Как он пыхнул. – Опохмеление.

Сохранён для нас каждый поворот мысли Родзянки, Милюкова или Керенского (хотя б и оформленный позже, в эмиграции), донесен до нас каждый их шаг. А мысли, действия и самые имена полутора тысяч солдат 4-й «походной» роты запасного Павловского батальона – никем не записаны, не оправданы, не изъяснены, – и только вступили в нашу историю окаменевшей вспышкой, своим коротким конечным результатом. Никто не оставил записок или рассказов, обычная немота простых людей. А из образованных никто не догадался затем расспросить их посвежу да записать. (Наш Александр Блок сушил своё перо на записи допросов в Чрезвычайной Следственной Комиссии, ожидали там сенсации.) Сохранилось только короткое групповое письмо павловцев в газету. В ожоге тех дней ничто не было утвержено документально, но если б и было – то ещё прошло ли бы сквозь четыре года вымирания Петрограда и полувек пренебрежения Февралём?

Итак, подошла страница описать бунт Павловского батальона – но черпать не достанет без догадки.

Рота эта называлась «походной», потому что составлялась из тех, кто ближе к походу, – из более уже обученных и из выздоравливающих после фронтового ранения, стало быть солдат, уже испытавших войну и ожидавших новой отправки туда же. Эту роту все минувшие дни не выводили на уличное охранение, она ничего сама не видела, лишь понаслышке. Но по спешке набора в гвардейские запасные батальоны сюда попадали теперь и свежемобилизованные питерские рабочие, а они сохраняли живую связь с городом, и с кем-то кто-то виделся, и в иные казармы приносили листовки и прокламации. Известно, что казармы содержались распущенно, в них и раньше проникали посторонние, звали поддержать братьев-рабочих. А в эту полосу городских волнений – в казармы могли проникать агитаторы и ночами, рассказывать и взывать.

Есть свидетельство, что в воскресенье после полудня группа рабочих подвалила к дневальным у ворот 4-й роты, да прямо с Невского, наверно, и прибежали, – и рассказывали, что только что павловцы стреляли вдоль проспекта. И ясно, что упрекали этихза тех: как же они терпят, что их полк стреляет в народ? (Сами эти агитаторы не были честолюбивы, или не слишком развитые, ибо никто из них не напечатался в ближайших за тем газетах, жаждавших любых рассказов или сплетен о Феврале – так мы не знаем подробностей.) Ну и висело, конечно, известное: «А вы тут на трёхэтажных нарах клопов кормите!»

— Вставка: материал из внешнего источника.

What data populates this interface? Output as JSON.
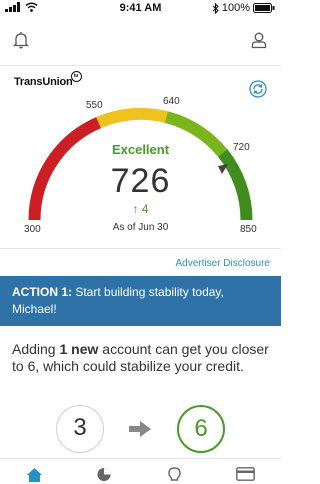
{
  "status": {
    "time": "9:41 AM",
    "battery": "100%"
  },
  "brand": {
    "name": "TransUnion",
    "mark": "tu"
  },
  "gauge": {
    "min_label": "300",
    "label_550": "550",
    "label_640": "640",
    "label_720": "720",
    "max_label": "850",
    "rating": "Excellent",
    "score": "726",
    "change": "4",
    "as_of": "As of Jun 30"
  },
  "disclosure": "Advertiser Disclosure",
  "action": {
    "title": "ACTION 1:",
    "text": "Start building stability today, Michael!"
  },
  "body": {
    "p1": "Adding ",
    "strong": "1 new",
    "p2": " account can get you closer to 6, which could stabilize your credit."
  },
  "progress": {
    "from": "3",
    "to": "6"
  },
  "icons": {
    "bell": "bell-icon",
    "user": "user-icon",
    "refresh": "refresh-icon",
    "home": "home-icon",
    "pie": "pie-chart-icon",
    "bulb": "lightbulb-icon",
    "card": "credit-card-icon"
  },
  "colors": {
    "green": "#4b9a2a",
    "blue": "#2f72a8",
    "link": "#2c8fc4"
  }
}
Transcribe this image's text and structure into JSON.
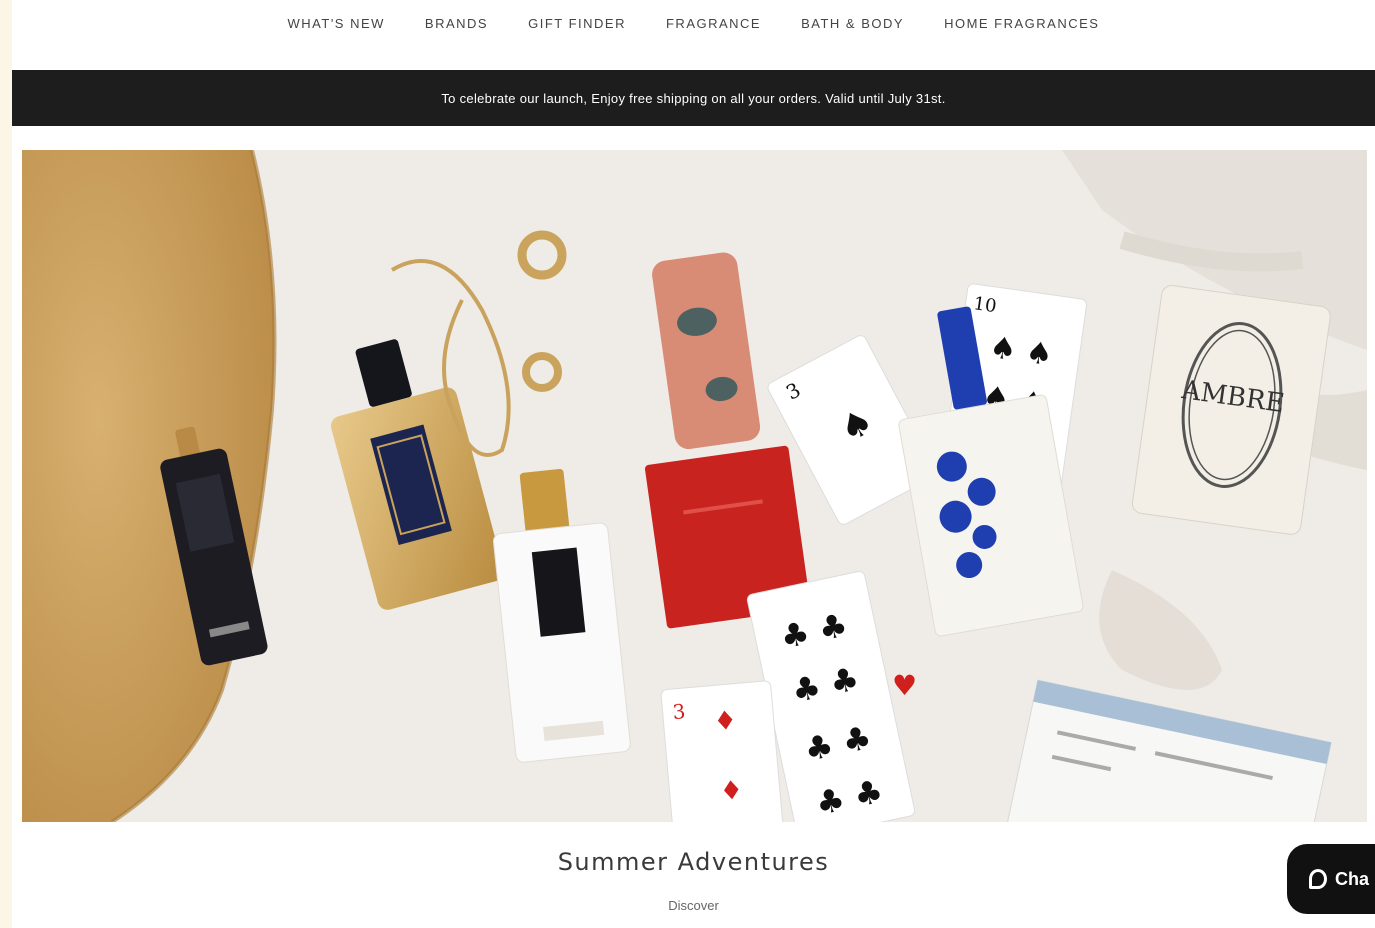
{
  "nav": {
    "items": [
      {
        "label": "WHAT'S NEW"
      },
      {
        "label": "BRANDS"
      },
      {
        "label": "GIFT FINDER"
      },
      {
        "label": "FRAGRANCE"
      },
      {
        "label": "BATH & BODY"
      },
      {
        "label": "HOME FRAGRANCES"
      }
    ]
  },
  "promo": {
    "text": "To celebrate our launch, Enjoy free shipping on all your orders. Valid until July 31st."
  },
  "hero": {
    "candle_label": "AMBRE"
  },
  "caption": {
    "title": "Summer Adventures",
    "link": "Discover"
  },
  "chat": {
    "label": "Cha"
  },
  "colors": {
    "page_bg": "#ffffff",
    "outer_bg": "#fbf6e6",
    "promo_bg": "#1d1d1d",
    "hero_bg": "#efece7",
    "sand": "#c9a15f",
    "red_box": "#c8231f",
    "blue": "#1f3fb0"
  }
}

А в 4-й роте были и кто уже посражался под знамёнами Павловского полка – и хоть не все, но некоторые проняты честью полка. Как же так: «Ваш полк стреляет в народ!» От образованных – и к нам обрывки смутные: «Не тудавас ведут!»

Да солдатское ли дело – стрелять по толпе? (А что ваша полиция делает?)

И вот – рванулась 4-я походная рота, стала выбегать на улицу! (А были и выгоняльщики, из питерских.) Сперва, конечно, пять-десять человек, а потом и несколько сот – а там, гляди, и все полторы тысячи: кто – всё ж в казармах удержался, а кто во двор, а кто и за ворота. Сперва, может, без винтовок, но быстро смекнули, что надо винтовки брать, а их всего сотня на полторы тысячи, да и то, наверно, ружья разных марок. Выбегали, не понимая, что именно надо делать, а – остановить! чтоб не стреляли наши павловцы в народ! чтоб вернули в казармы все павловские роты! И чтоб вообще не стреляли!

А вывалили – и куда бежать-то непонятно. Значит, сгрудились, остановились, кто кричит, кто винтовкой трясёт, кто закуривает, кто нос утирает.

А носы – носы ещё были в один фасон, не прежние подборные павловцы, а всё ж низкорослые да курносые, под Павла I, их поболе.

Ещё не было пяти часов пополудни, запеленившееся солнце ещё не вовсе ушло с неба, хотя стояло низко. До конца светлого времени оставалось часа полтора.

Вывалили, из бывших придворных конюшен с полукруглою колоннадой – на Конюшенную площадь, одно из укромных и неповторимых мест Петербурга: тот уголок у Мойки между круглым рынком с барельефами бычьих голов и кубической маленькой церковкой, где лежал мёртвый Пушкин и должен был быть здесь отпет, но стекалась толпа – и ночью увезли его в Святогорский монастырь. Тот закрытый уголок, откуда один извив трамвая или сотня шагов мимо подвального «Привала комедиантов» Серебряного века (бывшей «Бродячей собаки») – выводит на неохватный простор Марсова поля, а с Конюшенной – кажется, и выхода ни в какую сторону нет, всё замкнуто.

Но уже знали, сообразили – и повалили, без строя, как попадя, не солдаты, а толпа – прямою дорогою к Невскому, а это узкий берег Екатерининского канала, между решёткою набережной и домами, там если бы построиться по четыре, так вот и всю ширину заняли. Не повернуться, не обойти.

И до Невского было им всего триста саженей, но пробежать-прошагать пришлось только двести: остановились не где-нибудь, а как раз у храма Спаса-на-Крови, через канал от рокового места, где разорвало бомбою Александра Второго.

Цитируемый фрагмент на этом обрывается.